Konuşmasında aile vurgusu yapan Erdoğan, "Aile yapısında dağılma ve aşınma nesilden nesile aktarılan değerlerimizin geleceğinde  bir belirsizliğe ne yazık ki yol açmıştır" dedi. "Eğitim önce ailede başlar. Ailede atılan temelin üzerinde inşasını yürütür. Ailede verilmesi gereken değerler eksik kaldığı zaman okullar arzu ettiğimiz milli manevi ahlaki medeni, manevi, insanı, medeni hasretlere sahip çocuklar yetiştirme konusunda zorlanıyor" diye konuşan Erdoğan, "Bunun için önümüzdeki dönemdeki  önceliklerimizin başına ailenin güçlendirilmesini eğitimin içeriğinin buradaki eksiklerin telafi edileceği şekilde geliştirilmesini kültürümüze sahiplenilmesini yerleştirdik. Batı'nın düştüğü hataya inşallah biz düşmeyeceğiz" ifadelerini kullandı.

Erdoğan, İstanbul’da Darülaceze Sosyal Hizmet Şehri temel atma töreninde konuştu. 

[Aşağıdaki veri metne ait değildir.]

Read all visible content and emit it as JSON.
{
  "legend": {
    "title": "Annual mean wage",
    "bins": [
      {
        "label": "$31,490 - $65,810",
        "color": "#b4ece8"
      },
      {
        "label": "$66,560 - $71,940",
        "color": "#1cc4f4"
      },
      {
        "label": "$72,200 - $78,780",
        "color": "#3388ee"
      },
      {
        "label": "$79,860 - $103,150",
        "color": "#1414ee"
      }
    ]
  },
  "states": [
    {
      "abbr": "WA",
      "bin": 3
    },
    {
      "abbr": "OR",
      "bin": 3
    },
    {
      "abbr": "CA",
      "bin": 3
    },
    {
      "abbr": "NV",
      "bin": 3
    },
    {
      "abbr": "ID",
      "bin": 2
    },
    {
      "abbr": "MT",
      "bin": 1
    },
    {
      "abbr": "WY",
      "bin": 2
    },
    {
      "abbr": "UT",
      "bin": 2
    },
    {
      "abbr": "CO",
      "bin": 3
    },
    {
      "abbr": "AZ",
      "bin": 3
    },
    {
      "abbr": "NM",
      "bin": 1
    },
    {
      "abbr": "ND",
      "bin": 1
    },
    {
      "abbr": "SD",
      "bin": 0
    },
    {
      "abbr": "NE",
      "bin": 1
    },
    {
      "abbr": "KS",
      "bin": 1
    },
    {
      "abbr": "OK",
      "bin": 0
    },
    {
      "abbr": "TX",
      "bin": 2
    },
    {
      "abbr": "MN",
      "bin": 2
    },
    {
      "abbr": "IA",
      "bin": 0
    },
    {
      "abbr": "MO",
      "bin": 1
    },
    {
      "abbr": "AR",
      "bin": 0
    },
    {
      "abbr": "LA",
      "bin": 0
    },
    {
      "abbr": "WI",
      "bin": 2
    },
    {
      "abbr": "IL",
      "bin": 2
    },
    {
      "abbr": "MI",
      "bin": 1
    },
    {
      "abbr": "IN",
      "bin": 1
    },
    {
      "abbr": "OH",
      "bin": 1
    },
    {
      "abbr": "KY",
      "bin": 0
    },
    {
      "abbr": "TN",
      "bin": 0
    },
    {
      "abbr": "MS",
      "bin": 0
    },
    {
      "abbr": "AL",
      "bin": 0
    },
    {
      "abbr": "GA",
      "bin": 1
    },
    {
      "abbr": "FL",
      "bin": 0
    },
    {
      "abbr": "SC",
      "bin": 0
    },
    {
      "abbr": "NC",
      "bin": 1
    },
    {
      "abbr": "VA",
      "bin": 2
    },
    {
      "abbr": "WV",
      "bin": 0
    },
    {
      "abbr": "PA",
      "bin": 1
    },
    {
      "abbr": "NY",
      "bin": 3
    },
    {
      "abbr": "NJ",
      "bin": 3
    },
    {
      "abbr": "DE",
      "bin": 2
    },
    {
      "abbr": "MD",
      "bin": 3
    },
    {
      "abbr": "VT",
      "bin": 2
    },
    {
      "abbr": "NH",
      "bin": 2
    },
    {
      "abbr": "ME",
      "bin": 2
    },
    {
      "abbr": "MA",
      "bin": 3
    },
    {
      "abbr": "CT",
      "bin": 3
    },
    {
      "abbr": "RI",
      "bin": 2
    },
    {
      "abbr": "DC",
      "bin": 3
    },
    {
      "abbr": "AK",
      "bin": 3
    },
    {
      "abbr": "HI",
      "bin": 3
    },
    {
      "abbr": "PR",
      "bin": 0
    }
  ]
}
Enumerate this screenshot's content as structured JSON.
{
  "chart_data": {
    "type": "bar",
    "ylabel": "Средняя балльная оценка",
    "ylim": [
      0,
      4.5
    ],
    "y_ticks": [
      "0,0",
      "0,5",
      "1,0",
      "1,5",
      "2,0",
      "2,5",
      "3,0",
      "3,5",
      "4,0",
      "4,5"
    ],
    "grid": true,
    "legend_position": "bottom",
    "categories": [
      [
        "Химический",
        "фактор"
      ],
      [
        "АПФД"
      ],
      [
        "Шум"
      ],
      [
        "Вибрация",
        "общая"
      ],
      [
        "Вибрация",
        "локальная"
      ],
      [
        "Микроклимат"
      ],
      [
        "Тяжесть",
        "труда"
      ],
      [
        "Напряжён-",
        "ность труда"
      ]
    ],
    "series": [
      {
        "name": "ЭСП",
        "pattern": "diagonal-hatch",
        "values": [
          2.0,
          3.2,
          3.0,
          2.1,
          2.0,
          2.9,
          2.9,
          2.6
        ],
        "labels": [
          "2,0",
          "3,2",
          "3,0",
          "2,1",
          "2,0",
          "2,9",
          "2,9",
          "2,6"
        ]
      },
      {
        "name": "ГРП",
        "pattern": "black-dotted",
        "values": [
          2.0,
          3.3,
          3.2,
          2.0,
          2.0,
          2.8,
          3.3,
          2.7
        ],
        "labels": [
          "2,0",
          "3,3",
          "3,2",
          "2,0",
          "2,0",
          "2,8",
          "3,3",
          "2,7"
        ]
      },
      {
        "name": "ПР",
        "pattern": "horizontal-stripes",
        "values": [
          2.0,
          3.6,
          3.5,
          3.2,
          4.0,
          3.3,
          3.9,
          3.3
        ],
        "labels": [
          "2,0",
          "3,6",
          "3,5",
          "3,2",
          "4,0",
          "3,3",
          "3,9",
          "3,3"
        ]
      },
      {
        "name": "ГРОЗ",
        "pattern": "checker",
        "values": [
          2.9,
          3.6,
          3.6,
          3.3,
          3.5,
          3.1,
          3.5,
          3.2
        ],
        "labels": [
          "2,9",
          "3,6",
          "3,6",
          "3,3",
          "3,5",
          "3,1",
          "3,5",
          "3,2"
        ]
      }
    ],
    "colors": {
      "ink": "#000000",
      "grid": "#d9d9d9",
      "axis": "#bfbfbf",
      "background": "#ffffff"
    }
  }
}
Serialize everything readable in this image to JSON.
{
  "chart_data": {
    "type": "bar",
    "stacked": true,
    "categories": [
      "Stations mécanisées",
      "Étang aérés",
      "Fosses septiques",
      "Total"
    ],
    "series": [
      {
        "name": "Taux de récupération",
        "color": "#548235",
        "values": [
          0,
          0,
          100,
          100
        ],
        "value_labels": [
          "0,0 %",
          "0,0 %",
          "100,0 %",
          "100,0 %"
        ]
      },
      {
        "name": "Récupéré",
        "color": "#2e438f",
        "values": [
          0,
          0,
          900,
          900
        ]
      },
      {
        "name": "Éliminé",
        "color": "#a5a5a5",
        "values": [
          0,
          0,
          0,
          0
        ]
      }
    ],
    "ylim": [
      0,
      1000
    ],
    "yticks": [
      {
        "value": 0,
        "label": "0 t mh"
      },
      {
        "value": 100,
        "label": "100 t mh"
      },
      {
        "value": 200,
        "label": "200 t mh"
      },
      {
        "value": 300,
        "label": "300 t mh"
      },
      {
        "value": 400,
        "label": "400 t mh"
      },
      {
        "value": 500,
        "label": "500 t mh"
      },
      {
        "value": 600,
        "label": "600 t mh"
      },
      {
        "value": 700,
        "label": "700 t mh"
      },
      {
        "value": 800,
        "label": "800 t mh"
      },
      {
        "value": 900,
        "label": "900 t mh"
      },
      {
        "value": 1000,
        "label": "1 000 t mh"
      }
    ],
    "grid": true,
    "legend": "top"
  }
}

Erdoğan’ın açıklamalarından öne çıkanlar şöyle:

"Bugün sosyal hizmet şehri projesinin temelini atmak için bir aradayız. Burada bir duruma dokunmadan geçmeyeceğim, bu işler bizim işimiz. Belediye başkanlığımda Kayışdağı'da bir Darülacezenin açılışını yapmıştı. Şuandaki malum iktidar, aynı şekilde temelini atacağımız adımlarla süreci devam ettiriyor. Tabii bir şeyi sormam lazım İstanbul'un şuanda Büyükşehir Belediye Başkanlığını üstlenmiş olan kişi veya kişilerin acaba bu alanlarda attıkları bir adım var mı? Ya bir şey yap. Bir suyu akmayan musluğu açmakla biz hizmet ettik diyemezsiniz. Milleti aldatmayın. Ülkenin darda kalmışına elinizi uzatın. Bu tür şeyleri yapın biz de sizleri alkışlayalım. Ama yok.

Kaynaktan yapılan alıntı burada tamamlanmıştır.